Singingfish Swims Into the Stream Scene

Seattle-based Singinfish unveiled their new technology at Streaming Media West Yesterday. The company provides Web portals, news organizations and entertainment sites with private-label search capabilities for online streams.

The service currently delivers access to more than six million indexed streams, a number that is expected to reach eight million by year's end.

"There's an unbelievable amount of multimedia content available online. The problem is that it can be extremely hard to find - that's where our technology can step in as a solution," said Singingfish President Mike Behlke. "Any portal or website that wants to offer streaming search to its users can now do so easily by licensing our service. And content producers that want to drive more eyeballs to their work have a powerful partner pointing the way."

The company has already secured some a number of portals and websites as customers and will be announcing them during the first quarter of 2001 when the search service will be available on their sites.

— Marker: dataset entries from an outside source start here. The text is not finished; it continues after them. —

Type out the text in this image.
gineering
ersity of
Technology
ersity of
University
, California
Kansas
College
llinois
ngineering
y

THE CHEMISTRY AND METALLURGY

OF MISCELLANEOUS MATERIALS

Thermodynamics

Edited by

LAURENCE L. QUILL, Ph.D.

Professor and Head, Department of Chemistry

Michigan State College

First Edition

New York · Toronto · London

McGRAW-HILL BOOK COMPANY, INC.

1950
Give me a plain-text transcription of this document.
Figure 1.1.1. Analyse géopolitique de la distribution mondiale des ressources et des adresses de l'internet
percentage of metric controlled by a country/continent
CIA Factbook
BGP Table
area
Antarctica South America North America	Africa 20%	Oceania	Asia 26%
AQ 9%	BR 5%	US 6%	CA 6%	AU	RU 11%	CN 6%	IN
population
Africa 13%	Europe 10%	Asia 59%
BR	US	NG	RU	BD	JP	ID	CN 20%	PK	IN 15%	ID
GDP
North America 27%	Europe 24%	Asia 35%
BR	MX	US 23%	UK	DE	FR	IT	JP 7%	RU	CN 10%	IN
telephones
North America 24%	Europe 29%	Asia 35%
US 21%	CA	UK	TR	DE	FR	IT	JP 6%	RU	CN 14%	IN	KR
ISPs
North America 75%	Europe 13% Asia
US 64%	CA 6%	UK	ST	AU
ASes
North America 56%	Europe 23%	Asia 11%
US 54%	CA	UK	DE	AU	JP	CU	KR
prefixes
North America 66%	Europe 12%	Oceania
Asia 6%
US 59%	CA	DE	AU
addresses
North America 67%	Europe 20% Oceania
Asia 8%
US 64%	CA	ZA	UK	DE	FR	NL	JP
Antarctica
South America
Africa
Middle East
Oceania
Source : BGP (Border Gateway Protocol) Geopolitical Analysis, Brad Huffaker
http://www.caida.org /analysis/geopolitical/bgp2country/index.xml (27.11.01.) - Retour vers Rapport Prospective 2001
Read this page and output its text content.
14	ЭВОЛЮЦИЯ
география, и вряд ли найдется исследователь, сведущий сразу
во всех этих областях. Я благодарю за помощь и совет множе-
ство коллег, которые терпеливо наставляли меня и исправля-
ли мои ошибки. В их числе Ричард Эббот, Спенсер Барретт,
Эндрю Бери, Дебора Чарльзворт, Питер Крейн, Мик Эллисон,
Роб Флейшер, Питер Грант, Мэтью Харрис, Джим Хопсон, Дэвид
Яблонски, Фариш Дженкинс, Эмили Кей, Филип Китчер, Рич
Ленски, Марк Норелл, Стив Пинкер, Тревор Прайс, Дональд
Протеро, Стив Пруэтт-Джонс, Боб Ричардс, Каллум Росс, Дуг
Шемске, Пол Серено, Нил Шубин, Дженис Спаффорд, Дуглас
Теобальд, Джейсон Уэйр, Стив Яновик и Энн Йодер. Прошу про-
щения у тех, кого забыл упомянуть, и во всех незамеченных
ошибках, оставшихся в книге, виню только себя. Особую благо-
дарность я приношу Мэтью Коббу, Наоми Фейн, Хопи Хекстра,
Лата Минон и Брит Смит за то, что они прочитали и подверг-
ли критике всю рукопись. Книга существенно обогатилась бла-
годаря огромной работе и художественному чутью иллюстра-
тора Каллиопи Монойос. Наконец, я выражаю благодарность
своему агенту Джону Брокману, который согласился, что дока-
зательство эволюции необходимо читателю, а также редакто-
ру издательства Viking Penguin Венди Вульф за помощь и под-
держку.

"There's no question that streaming media is growing in both popularity and volume," said Behlke. "As a result, it's just a matter of time before streaming search becomes a basic need for major portals and websites. Our goal is to move the broadband revolution forward and become the standard for excellence in streaming media search."

Singingfish uses a combination of second-generation search architecture and an automated, rule-based classification system to handle the retrieving and indexing the streaming media universe.

"In a sense, all media is streaming media and bigger bandwidth is delivering it right to our homes and offices," said Behlke. "Consumers are going to need more sophisticated services to find what they're looking for now that the floodgates have opened."